His method was to increase his bet by double each time he lost and then make money by playing smart on the slam dunk hands (double downs and splits). Theoretically, this meant he would always break even until his bankroll ran out or he reached the table limit. Challenges arose with being okay with the amount of money spent when losing several times in a row, as well as dealing with other people at the same table who do not play by the book.
So, how did this strategy, along with the sales manager challenging me to get told no 20 times, trigger something in my brain that led me to success? I was able to take the challenge and the strategy and use them together to get over my fear of rejection.
Let’s say that on average you get one yes for every 10 no’s in your customer and partner outreaches. Determine how many people you need to say yes in a day and use that average to push yourself to success. Make it a goal each day to get 10 no’s (your number will vary) before you move on to the other things in your business that are in your comfort zone.
This means that some days you are done in a matter of an hour or two, and others you might be in for a long day. The great part is that the more long days you have, the more success for your business and more confidence you gain.
Challenges in Strategy
As mentioned, some of the Blackjack strategy challenges are part of the no strategy. The first is your “bankroll and table limit.” In this case, the bankroll equals your time and energy.
Let’s put this into perspective. No matter how wonderful of a product you offer or how successful you are at the business, if you or someone on your team is not putting time and energy into sales, you are likely to have a hobby, not a business. You need sales to make your business successful. By focusing on getting told no, this gives you a tangible goal to reach; by the law of averages, you will get more yes answers and your time for sales and prospecting will grow. The best part is, so will your energy and desire to get the no’s off your list.

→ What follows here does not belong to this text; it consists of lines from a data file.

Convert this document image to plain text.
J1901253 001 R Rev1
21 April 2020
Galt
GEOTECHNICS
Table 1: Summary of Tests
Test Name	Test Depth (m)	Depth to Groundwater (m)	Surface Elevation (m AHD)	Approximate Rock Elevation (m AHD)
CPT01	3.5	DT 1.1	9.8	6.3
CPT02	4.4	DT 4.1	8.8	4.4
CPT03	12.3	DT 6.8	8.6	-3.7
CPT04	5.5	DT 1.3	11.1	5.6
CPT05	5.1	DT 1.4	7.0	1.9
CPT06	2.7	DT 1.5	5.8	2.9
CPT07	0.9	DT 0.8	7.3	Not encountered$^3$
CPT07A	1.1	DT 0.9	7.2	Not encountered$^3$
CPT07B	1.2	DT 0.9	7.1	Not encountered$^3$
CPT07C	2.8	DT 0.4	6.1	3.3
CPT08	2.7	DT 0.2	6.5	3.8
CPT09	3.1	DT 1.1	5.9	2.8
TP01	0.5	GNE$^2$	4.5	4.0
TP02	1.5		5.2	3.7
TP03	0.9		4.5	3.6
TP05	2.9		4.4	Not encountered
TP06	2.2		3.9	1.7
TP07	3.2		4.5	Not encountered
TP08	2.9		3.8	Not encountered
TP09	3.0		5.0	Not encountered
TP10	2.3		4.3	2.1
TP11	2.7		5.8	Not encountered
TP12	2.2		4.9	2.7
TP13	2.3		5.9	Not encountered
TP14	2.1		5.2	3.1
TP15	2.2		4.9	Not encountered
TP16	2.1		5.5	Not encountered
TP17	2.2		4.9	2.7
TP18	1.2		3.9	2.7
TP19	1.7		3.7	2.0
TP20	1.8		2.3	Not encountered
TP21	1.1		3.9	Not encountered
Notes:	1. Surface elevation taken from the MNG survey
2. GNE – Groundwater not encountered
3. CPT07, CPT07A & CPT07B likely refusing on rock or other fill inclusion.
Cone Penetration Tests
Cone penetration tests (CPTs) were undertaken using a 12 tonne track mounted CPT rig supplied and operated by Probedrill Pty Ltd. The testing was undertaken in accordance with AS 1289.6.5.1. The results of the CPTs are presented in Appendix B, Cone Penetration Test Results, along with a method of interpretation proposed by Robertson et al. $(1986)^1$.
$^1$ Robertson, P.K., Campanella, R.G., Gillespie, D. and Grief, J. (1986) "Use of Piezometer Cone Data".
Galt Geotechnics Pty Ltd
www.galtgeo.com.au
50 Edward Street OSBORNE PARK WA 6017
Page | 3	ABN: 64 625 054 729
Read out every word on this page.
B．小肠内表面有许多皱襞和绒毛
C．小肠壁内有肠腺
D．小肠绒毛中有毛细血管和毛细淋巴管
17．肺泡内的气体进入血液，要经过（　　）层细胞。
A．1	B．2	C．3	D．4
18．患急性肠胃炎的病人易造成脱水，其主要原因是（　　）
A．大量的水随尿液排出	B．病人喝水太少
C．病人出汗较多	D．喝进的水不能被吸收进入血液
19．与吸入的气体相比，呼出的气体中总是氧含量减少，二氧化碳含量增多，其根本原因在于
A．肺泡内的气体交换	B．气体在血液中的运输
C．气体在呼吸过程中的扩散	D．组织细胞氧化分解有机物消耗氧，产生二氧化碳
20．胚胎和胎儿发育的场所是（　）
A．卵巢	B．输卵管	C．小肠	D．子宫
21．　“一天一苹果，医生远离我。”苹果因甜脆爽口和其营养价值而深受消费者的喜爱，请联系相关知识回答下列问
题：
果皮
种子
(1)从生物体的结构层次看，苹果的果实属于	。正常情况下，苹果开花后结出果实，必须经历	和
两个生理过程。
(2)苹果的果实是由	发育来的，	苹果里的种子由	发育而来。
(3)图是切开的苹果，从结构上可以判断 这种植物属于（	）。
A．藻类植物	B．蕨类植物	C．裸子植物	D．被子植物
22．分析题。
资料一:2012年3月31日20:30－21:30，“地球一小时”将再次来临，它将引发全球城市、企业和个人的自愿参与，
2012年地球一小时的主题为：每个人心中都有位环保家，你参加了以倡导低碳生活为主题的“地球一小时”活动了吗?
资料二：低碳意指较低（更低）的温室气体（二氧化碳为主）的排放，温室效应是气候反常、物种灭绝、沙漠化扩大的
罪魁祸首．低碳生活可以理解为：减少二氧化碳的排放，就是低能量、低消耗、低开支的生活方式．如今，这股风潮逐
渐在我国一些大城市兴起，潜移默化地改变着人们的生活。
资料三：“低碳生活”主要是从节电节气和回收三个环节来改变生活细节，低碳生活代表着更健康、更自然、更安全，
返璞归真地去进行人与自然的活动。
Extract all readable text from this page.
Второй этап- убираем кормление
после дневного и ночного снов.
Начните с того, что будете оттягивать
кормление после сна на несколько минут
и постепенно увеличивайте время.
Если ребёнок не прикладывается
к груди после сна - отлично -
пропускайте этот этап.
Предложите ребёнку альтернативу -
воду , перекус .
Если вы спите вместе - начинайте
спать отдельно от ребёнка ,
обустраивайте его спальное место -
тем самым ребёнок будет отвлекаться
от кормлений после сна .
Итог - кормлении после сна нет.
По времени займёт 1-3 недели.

Let’s not forget about dealing with the other people at the “table” or the things that are out of your control. For example, potential customers may not have much need for your products or they have prior relationships with another business that is meeting their needs. Those are legitimate reasons for saying no. You save yourself time by marking them off your list and focusing on others with potential yes answers.
However, it is important to make the most out of a no as it is not a failure, but rather a learning opportunity. Listen to the potential customer to understand what they need and how they do business — you may be surprised that with an open mind, you can adjust your sales approach to change a future no to a yes.
Ultimately, we might think that a no is a negative thing. However, there is not only value for your business in the yes answers you get, but with the right mindset, there is as much value in the no answers as well.
Being in business requires work, stepping out of your comfort zone, and doing things you are not comfortable with to make your business a success. Every experience with a potential customer is a learning opportunity for you. Even if the outcome is not what you desired, learn to listen to what they need and how you can best make that happen.
If you don’t ask out of fear of rejection, then you have already lost that customer. So, go start chasing those no’s. Your confidence will grow as long as you are willing to learn from those interactions.